Alıntı:
Miralay Nickli Üyeden Alıntı
(Buna benim acizane bir tenkidim olacak: Dinden,imandan haberi olmayan ümmi bir insan eline Kur'an geçip te okuduğunda bu kelimelerin halen uygulanan rüku,secde olarak anlamaz. Ki, bizim de bu şekilde anlamamamız gerekir. Böyle anlarsak, ataların dinine,geleneklere uymuş oluruz. Eğer Kur'an evrelsel ise, ki öyledir; her topluma,her coğrafyaya hitap eder. Buna savunma olarak, rivayetleri ve peygamberin sünnetlerini ortaya koyarsak hata ederiz.
Zira ne rivayetlerin,ne de sünnet olduğu iddia edilen şeylerin günümüze kadar sağlıklı bir şekilde geldiğini hiç kimse iddia edemez. İddia edilecek olsaydı, İslam aleminde dört mezhebin yerinin ne olduğunu izah edemezdik.)
|
Sevgili miralay,
Dİnden, imandan haberi olmayan birisi, eline kuranı alıp, samimi olarak onu anlamaya çalışmak koşuluyla, namaz yokturda bulabilir, oruç yokturda bulabilir, veya vardır ama şöyledir diye tamamen yanlış sonuçlarda bulabilir...
Buldukları, gerçekten aklının ürünü ise ve bunları öylece kabul ediyorsa, yani aklının bulduğu yerine, aksine başka şeyleri kabul etmiyorsa; o zaman başka söze gerek bırakmadan bu kimse yeterli olanı yapmış olur.
Çünkü, kuranda herkesten istenen akıl etme ile vardığı sonuç budur, ve rabbimiz kimseye gücünün yetmediğini yüklemeyeceğinden, bu kadarıyla kurtulaşa ermiştir.
Ancak, namaz, oruç, vb. başka şeylerle karşılaştığında ise, kurandan anlayışı bunları karşılaştığı biçimi kabul veya redde zorluyorsa, yine kurandan anladığı üzere devam ederse kurtuluştadır.

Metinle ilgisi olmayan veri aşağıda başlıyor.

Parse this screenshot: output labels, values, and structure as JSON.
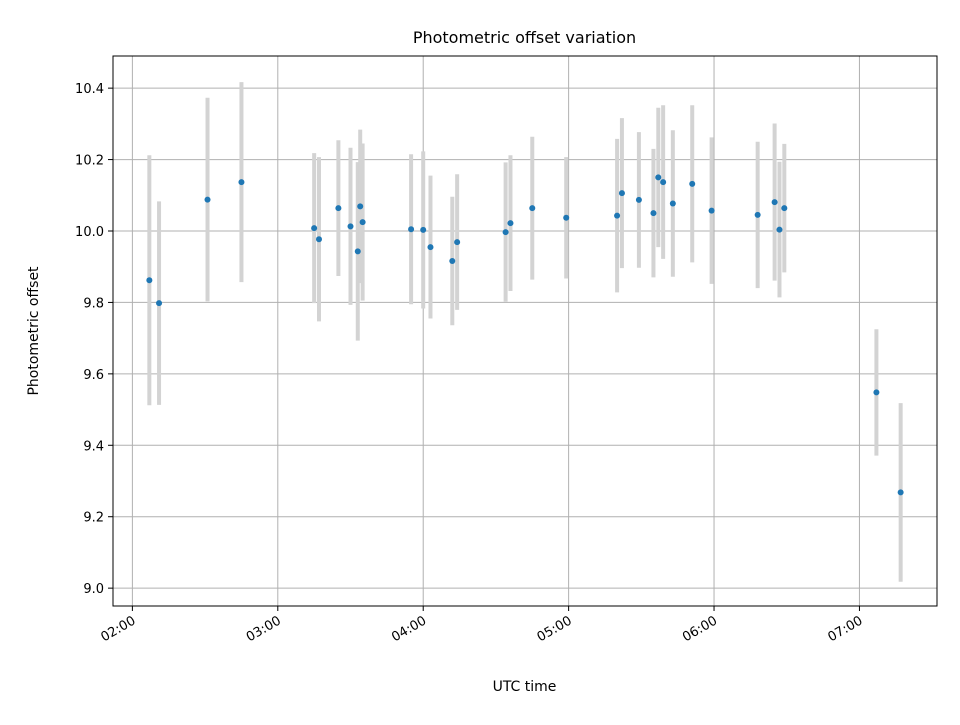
{
  "chart_data": {
    "type": "scatter",
    "title": "Photometric offset variation",
    "xlabel": "UTC time",
    "ylabel": "Photometric offset",
    "x_axis_kind": "time (HH:MM)",
    "xlim": [
      "01:52",
      "07:32"
    ],
    "ylim": [
      8.95,
      10.49
    ],
    "x_ticks": [
      "02:00",
      "03:00",
      "04:00",
      "05:00",
      "06:00",
      "07:00"
    ],
    "y_ticks": [
      "9.0",
      "9.2",
      "9.4",
      "9.6",
      "9.8",
      "10.0",
      "10.2",
      "10.4"
    ],
    "grid": true,
    "x_tick_rotation": "rotated ~30°",
    "colors": {
      "point": "#1f77b4",
      "errorbar": "#d3d3d3",
      "grid": "#b0b0b0"
    },
    "points": [
      {
        "x": "02:07",
        "y": 9.862,
        "err": 0.35
      },
      {
        "x": "02:11",
        "y": 9.798,
        "err": 0.285
      },
      {
        "x": "02:31",
        "y": 10.088,
        "err": 0.285
      },
      {
        "x": "02:45",
        "y": 10.137,
        "err": 0.28
      },
      {
        "x": "03:15",
        "y": 10.008,
        "err": 0.21
      },
      {
        "x": "03:17",
        "y": 9.977,
        "err": 0.23
      },
      {
        "x": "03:25",
        "y": 10.064,
        "err": 0.19
      },
      {
        "x": "03:30",
        "y": 10.013,
        "err": 0.22
      },
      {
        "x": "03:33",
        "y": 9.943,
        "err": 0.25
      },
      {
        "x": "03:34",
        "y": 10.069,
        "err": 0.215
      },
      {
        "x": "03:35",
        "y": 10.025,
        "err": 0.22
      },
      {
        "x": "03:55",
        "y": 10.005,
        "err": 0.21
      },
      {
        "x": "04:00",
        "y": 10.003,
        "err": 0.22
      },
      {
        "x": "04:03",
        "y": 9.955,
        "err": 0.2
      },
      {
        "x": "04:12",
        "y": 9.916,
        "err": 0.18
      },
      {
        "x": "04:14",
        "y": 9.969,
        "err": 0.19
      },
      {
        "x": "04:34",
        "y": 9.997,
        "err": 0.195
      },
      {
        "x": "04:36",
        "y": 10.022,
        "err": 0.19
      },
      {
        "x": "04:45",
        "y": 10.064,
        "err": 0.2
      },
      {
        "x": "04:59",
        "y": 10.037,
        "err": 0.17
      },
      {
        "x": "05:20",
        "y": 10.043,
        "err": 0.215
      },
      {
        "x": "05:22",
        "y": 10.106,
        "err": 0.21
      },
      {
        "x": "05:29",
        "y": 10.087,
        "err": 0.19
      },
      {
        "x": "05:35",
        "y": 10.05,
        "err": 0.18
      },
      {
        "x": "05:37",
        "y": 10.15,
        "err": 0.195
      },
      {
        "x": "05:39",
        "y": 10.137,
        "err": 0.215
      },
      {
        "x": "05:43",
        "y": 10.077,
        "err": 0.205
      },
      {
        "x": "05:51",
        "y": 10.132,
        "err": 0.22
      },
      {
        "x": "05:59",
        "y": 10.057,
        "err": 0.205
      },
      {
        "x": "06:18",
        "y": 10.045,
        "err": 0.205
      },
      {
        "x": "06:25",
        "y": 10.081,
        "err": 0.22
      },
      {
        "x": "06:27",
        "y": 10.004,
        "err": 0.19
      },
      {
        "x": "06:29",
        "y": 10.064,
        "err": 0.18
      },
      {
        "x": "07:07",
        "y": 9.548,
        "err": 0.177
      },
      {
        "x": "07:17",
        "y": 9.268,
        "err": 0.25
      }
    ]
  }
}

Ama, kurandan aklının bulduklarına ters başka bir şeye kaydığı anda, tehlike başlar o kimse için.
Bundan sonra ise, akıl ve kuran işbirliğine aykırı davranışlar arttıkça, kötülükleri ağır basmaya başlar. Ama, kuran akıl dostluğu uygun şekilde yaşandıkça, o kimseye korku olmamaktadır.